Elucidating the Role of MicroRNA 1827 as Diagnostic Biomarker in Prostate Cancer Progression.

Prostate cancer (PCa) remains the second leading cause of cancer-related deaths in men, largely due to late-stage detection. Current diagnostic methods suffer from high false-positive rates, leading to overdiagnosis and unnecessary treatments. Given their low predictive value, there is an urgent need for precise and reliable biomarkers to enhance early detection and disease monitoring.

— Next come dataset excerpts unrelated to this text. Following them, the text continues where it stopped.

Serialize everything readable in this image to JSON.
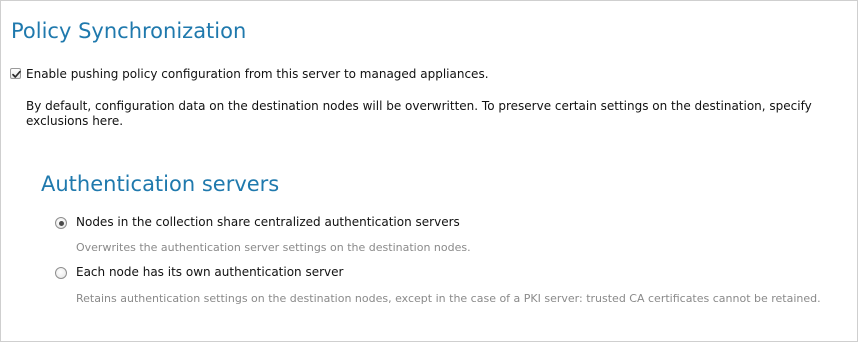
{
  "section": {
    "title": "Policy Synchronization"
  },
  "enable_push": {
    "checked": true,
    "label": "Enable pushing policy configuration from this server to managed appliances."
  },
  "description": "By default, configuration data on the destination nodes will be overwritten. To preserve certain settings on the destination, specify exclusions here.",
  "auth_servers": {
    "title": "Authentication servers",
    "options": [
      {
        "label": "Nodes in the collection share centralized authentication servers",
        "description": "Overwrites the authentication server settings on the destination nodes.",
        "selected": true
      },
      {
        "label": "Each node has its own authentication server",
        "description": "Retains authentication settings on the destination nodes, except in the case of a PKI server: trusted CA certificates cannot be retained.",
        "selected": false
      }
    ]
  },
  "colors": {
    "heading": "#1f79ad",
    "text": "#111111",
    "muted": "#8a8a8a",
    "border": "#cfcfcf"
  }
}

Holding to that perspective, with the help of analytic and computational methods, we have elucidated the role of miRNA 1827 as a diagnostic biomarker with therapeutic potential. The expression analysis of miRNA 1827 was achieved by qPCR and its diagnostic potential was evaluated using receiver operating characteristic (ROC) curves. The application of bioinformatic tools recognized the miRNA-mRNA interactions. The study reveals significant downregulation of miRNA 1827 in both PCa serum and tissue. The ROC curve indicates the significant (p < 0.001) and greater AUC of 0.904 with 92.5% sensitivity and specificity for PCa tissue. The non-invasive diagnostic biomarker potential was indicated by 0.956 and 0.969 AUC for PCa serum and CRPC serum, respectively. The miRNA-mRNA interaction shows CREB5, MDM2, E2F3, and CDKN1B as target genes of miRNA 1827. The CDKN1B was found to be significantly downregulated in PCa tissue and serum, while the remaining were significantly upregulated in PCa serum. To the best of our knowledge, the current study underscores the non-invasive diagnostic biomarker potential of miRNA 1827 in monitoring the disease severity of PCa for the first time. Furthermore, the miRNA-mRNA interactions may be exploited for therapeutic purposes.